More than a quarter (28%) were found to make sustainability claims.

However, consumer engagement remained low as shoppers had difficulty deciphering ethical standards. 

Sustainable claims

Of 1,395 sustainable claims made on-pack and in product descriptions, 17 related to different organic certifications, five referred to different company sustainability programme claims and seven were for third-party certification claims. Generic fair-trade terms were also included. 

Products making ethical claims tended to have lower review volumes than those without, while organic-certified products had the lowest review volumes, suggesting a gulf between apparently desired ethical products and those shoppers actually purchased and engaged with, the report said. 
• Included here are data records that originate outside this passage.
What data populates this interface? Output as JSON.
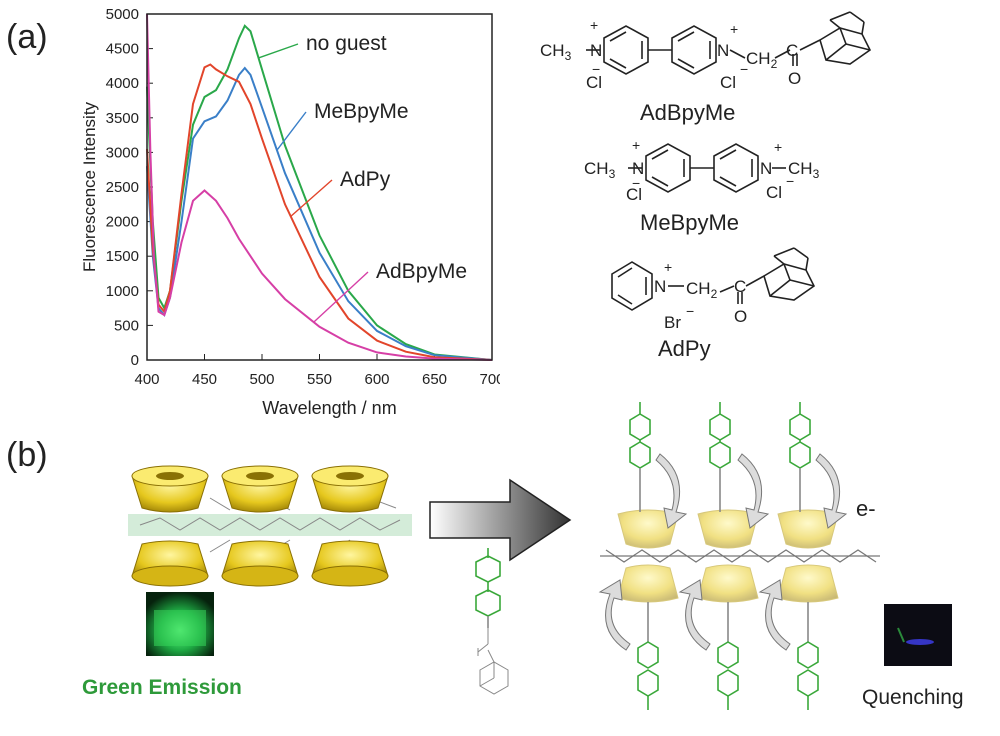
{
  "panels": {
    "a": "(a)",
    "b": "(b)"
  },
  "chart_data": {
    "type": "line",
    "xlabel": "Wavelength / nm",
    "ylabel": "Fluorescence Intensity",
    "xlim": [
      400,
      700
    ],
    "ylim": [
      0,
      5000
    ],
    "xticks": [
      400,
      450,
      500,
      550,
      600,
      650,
      700
    ],
    "yticks": [
      0,
      500,
      1000,
      1500,
      2000,
      2500,
      3000,
      3500,
      4000,
      4500,
      5000
    ],
    "grid": false,
    "series": [
      {
        "name": "no guest",
        "color": "#2aa84a",
        "x": [
          400,
          405,
          410,
          415,
          420,
          430,
          440,
          450,
          460,
          470,
          480,
          485,
          490,
          500,
          520,
          550,
          575,
          600,
          625,
          650,
          700
        ],
        "y": [
          3950,
          2000,
          900,
          750,
          1000,
          2300,
          3400,
          3800,
          3900,
          4200,
          4650,
          4830,
          4750,
          4200,
          3100,
          1800,
          1000,
          500,
          230,
          80,
          0
        ]
      },
      {
        "name": "MeBpyMe",
        "color": "#3a7fc8",
        "x": [
          400,
          405,
          410,
          415,
          420,
          430,
          440,
          450,
          460,
          470,
          480,
          485,
          490,
          500,
          520,
          550,
          575,
          600,
          625,
          650,
          700
        ],
        "y": [
          2800,
          1500,
          750,
          650,
          900,
          2000,
          3200,
          3450,
          3520,
          3750,
          4120,
          4220,
          4120,
          3650,
          2700,
          1550,
          850,
          420,
          200,
          70,
          0
        ]
      },
      {
        "name": "AdPy",
        "color": "#e2452b",
        "x": [
          400,
          405,
          410,
          415,
          420,
          430,
          440,
          450,
          455,
          460,
          470,
          480,
          490,
          500,
          520,
          550,
          575,
          600,
          625,
          650,
          700
        ],
        "y": [
          3050,
          1600,
          800,
          700,
          1000,
          2400,
          3700,
          4230,
          4270,
          4200,
          4100,
          4020,
          3700,
          3200,
          2250,
          1200,
          600,
          280,
          120,
          40,
          0
        ]
      },
      {
        "name": "AdBpyMe",
        "color": "#d63fa6",
        "x": [
          400,
          403,
          406,
          410,
          415,
          420,
          430,
          440,
          450,
          460,
          470,
          480,
          500,
          520,
          550,
          575,
          600,
          625,
          650,
          700
        ],
        "y": [
          5000,
          3000,
          1500,
          700,
          650,
          900,
          1700,
          2300,
          2450,
          2300,
          2050,
          1750,
          1250,
          880,
          480,
          250,
          110,
          50,
          20,
          0
        ]
      }
    ],
    "annotations": [
      "no guest",
      "MeBpyMe",
      "AdPy",
      "AdBpyMe"
    ]
  },
  "structures": {
    "adbpyme": {
      "name": "AdBpyMe",
      "plus": "+",
      "minus": "−",
      "methyl_label": "CH",
      "methyl_sub": "3",
      "n_label": "N",
      "cl_label": "Cl",
      "ch2_label": "CH",
      "ch2_sub": "2",
      "c_label": "C",
      "o_label": "O"
    },
    "mebpyme": {
      "name": "MeBpyMe",
      "plus": "+",
      "minus": "−",
      "methyl_label": "CH",
      "methyl_sub": "3",
      "n_label": "N",
      "cl_label": "Cl"
    },
    "adpy": {
      "name": "AdPy",
      "plus": "+",
      "minus": "−",
      "n_label": "N",
      "br_label": "Br",
      "ch2_label": "CH",
      "ch2_sub": "2",
      "c_label": "C",
      "o_label": "O"
    }
  },
  "scheme": {
    "green_caption": "Green Emission",
    "quench_caption": "Quenching",
    "electron_label": "e-",
    "colors": {
      "cyclodextrin": "#e0c520",
      "viologen": "#3aa83a",
      "caption_green": "#2e9a3a",
      "arrow": "#333333"
    }
  }
}
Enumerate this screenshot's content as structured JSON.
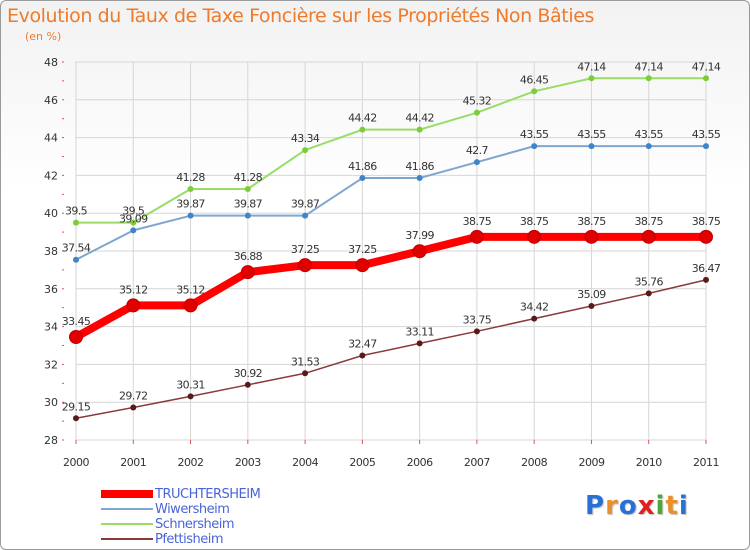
{
  "title": "Evolution du Taux de Taxe Foncière sur les Propriétés Non Bâties",
  "unit_label": "(en %)",
  "logo": {
    "text": "Proxiti",
    "letters": [
      "P",
      "r",
      "o",
      "x",
      "i",
      "t",
      "i"
    ],
    "colors": [
      "#2a6fd6",
      "#e9902a",
      "#2a6fd6",
      "#e02020",
      "#49a83a",
      "#e9902a",
      "#2a6fd6"
    ]
  },
  "chart_data": {
    "type": "line",
    "title": "Evolution du Taux de Taxe Foncière sur les Propriétés Non Bâties",
    "ylabel": "(en %)",
    "x": [
      "2000",
      "2001",
      "2002",
      "2003",
      "2004",
      "2005",
      "2006",
      "2007",
      "2008",
      "2009",
      "2010",
      "2011"
    ],
    "ylim": [
      28,
      48
    ],
    "yticks": [
      28,
      30,
      32,
      34,
      36,
      38,
      40,
      42,
      44,
      46,
      48
    ],
    "grid": true,
    "legend_position": "bottom-left",
    "series": [
      {
        "name": "TRUCHTERSHEIM",
        "color": "#ff0000",
        "marker_color": "#e00000",
        "width": 8,
        "marker_r": 6.5,
        "values": [
          33.45,
          35.12,
          35.12,
          36.88,
          37.25,
          37.25,
          37.99,
          38.75,
          38.75,
          38.75,
          38.75,
          38.75
        ],
        "labels": [
          "33.45",
          "35.12",
          "35.12",
          "36.88",
          "37.25",
          "37.25",
          "37.99",
          "38.75",
          "38.75",
          "38.75",
          "38.75",
          "38.75"
        ]
      },
      {
        "name": "Wiwersheim",
        "color": "#7fa6cf",
        "marker_color": "#3f86c8",
        "width": 2,
        "marker_r": 3,
        "values": [
          37.54,
          39.09,
          39.87,
          39.87,
          39.87,
          41.86,
          41.86,
          42.7,
          43.55,
          43.55,
          43.55,
          43.55
        ],
        "labels": [
          "37.54",
          "39.09",
          "39.87",
          "39.87",
          "39.87",
          "41.86",
          "41.86",
          "42.7",
          "43.55",
          "43.55",
          "43.55",
          "43.55"
        ]
      },
      {
        "name": "Schnersheim",
        "color": "#99dd66",
        "marker_color": "#7ccc3c",
        "width": 2,
        "marker_r": 3,
        "values": [
          39.5,
          39.5,
          41.28,
          41.28,
          43.34,
          44.42,
          44.42,
          45.32,
          46.45,
          47.14,
          47.14,
          47.14
        ],
        "labels": [
          "39.5",
          "39.5",
          "41.28",
          "41.28",
          "43.34",
          "44.42",
          "44.42",
          "45.32",
          "46.45",
          "47.14",
          "47.14",
          "47.14"
        ]
      },
      {
        "name": "Pfettisheim",
        "color": "#8a3a3a",
        "marker_color": "#5a1a1a",
        "width": 1.5,
        "marker_r": 3,
        "values": [
          29.15,
          29.72,
          30.31,
          30.92,
          31.53,
          32.47,
          33.11,
          33.75,
          34.42,
          35.09,
          35.76,
          36.47
        ],
        "labels": [
          "29.15",
          "29.72",
          "30.31",
          "30.92",
          "31.53",
          "32.47",
          "33.11",
          "33.75",
          "34.42",
          "35.09",
          "35.76",
          "36.47"
        ]
      }
    ]
  }
}
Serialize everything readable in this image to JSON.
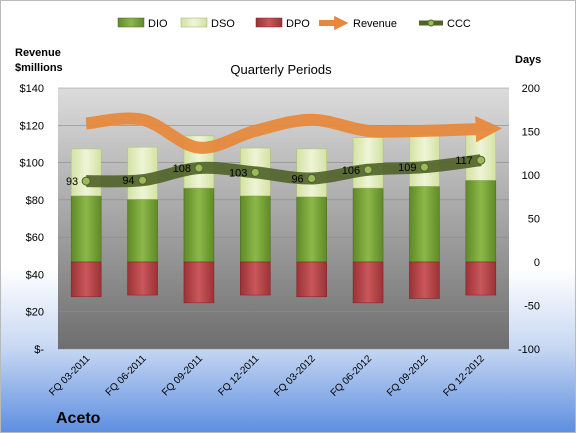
{
  "company": "Aceto",
  "chart_data": {
    "type": "bar",
    "title": "Quarterly Periods",
    "left_axis_title": [
      "Revenue",
      "$millions"
    ],
    "right_axis_title": "Days",
    "left_ticks": [
      "$-",
      "$20",
      "$40",
      "$60",
      "$80",
      "$100",
      "$120",
      "$140"
    ],
    "right_ticks": [
      "-100",
      "-50",
      "0",
      "50",
      "100",
      "150",
      "200"
    ],
    "left_ylim": [
      0,
      140
    ],
    "right_ylim": [
      -100,
      200
    ],
    "categories": [
      "FQ 03-2011",
      "FQ 06-2011",
      "FQ 09-2011",
      "FQ 12-2011",
      "FQ 03-2012",
      "FQ 06-2012",
      "FQ 09-2012",
      "FQ 12-2012"
    ],
    "legend": [
      "DIO",
      "DSO",
      "DPO",
      "Revenue",
      "CCC"
    ],
    "legend_position": "top",
    "series": [
      {
        "name": "DIO",
        "axis": "right",
        "kind": "stacked-bar",
        "color": "#77a036",
        "values": [
          76,
          72,
          85,
          76,
          75,
          85,
          87,
          94
        ]
      },
      {
        "name": "DSO",
        "axis": "right",
        "kind": "stacked-bar",
        "color": "#e3eec2",
        "values": [
          54,
          60,
          60,
          55,
          55,
          58,
          60,
          57
        ]
      },
      {
        "name": "DPO",
        "axis": "right",
        "kind": "negative-bar",
        "color": "#b5464a",
        "values": [
          -40,
          -38,
          -47,
          -38,
          -40,
          -47,
          -42,
          -38
        ]
      },
      {
        "name": "Revenue",
        "axis": "left",
        "kind": "line",
        "color": "#e8883a",
        "values": [
          121,
          123,
          108,
          117,
          123,
          117,
          117,
          118
        ]
      },
      {
        "name": "CCC",
        "axis": "right",
        "kind": "line",
        "color": "#4f6228",
        "values": [
          93,
          94,
          108,
          103,
          96,
          106,
          109,
          117
        ],
        "labels": [
          "93",
          "94",
          "108",
          "103",
          "96",
          "106",
          "109",
          "117"
        ]
      }
    ]
  }
}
“The spearhead of sustainability of the last 30 years – sourcing certified volumes – is fighting to prove its worth as companies shift to self-managed sustainability programmes,”​ said Lumina sustainable food and drink analyst, journalist and report author Oliver Nieburg. 

Chocolate, coffee and tea

“These company programmes could be impactful, but are often shrouded in secrecy. A nebulous mesh of sustainable claims has emerged on products and online, leaving chocolate, coffee and tea consumers struggling to understand what is fair.”

Consumers were also found to favour mission-led brands, like refugee-supporting Nomi Teas, that related to a specific understandable cause rather than a generic programme “that is largely meaningless to consumers”​ over bigger firms promoting their ethical credentials. 

The report​ suggested the development of an ISO claim to which all certification and company programme labels complied. 

This “could better signal to consumers that a product respects social and environmental conditions than a bespoke label on pack that adds to the mass of other labels, creates confusion and fails to engage consumers”​, it said.

Lumina Intelligence is an insights service run by Food Manufacture​'s publisher William Reed. It produces data and reports on a range of topics​.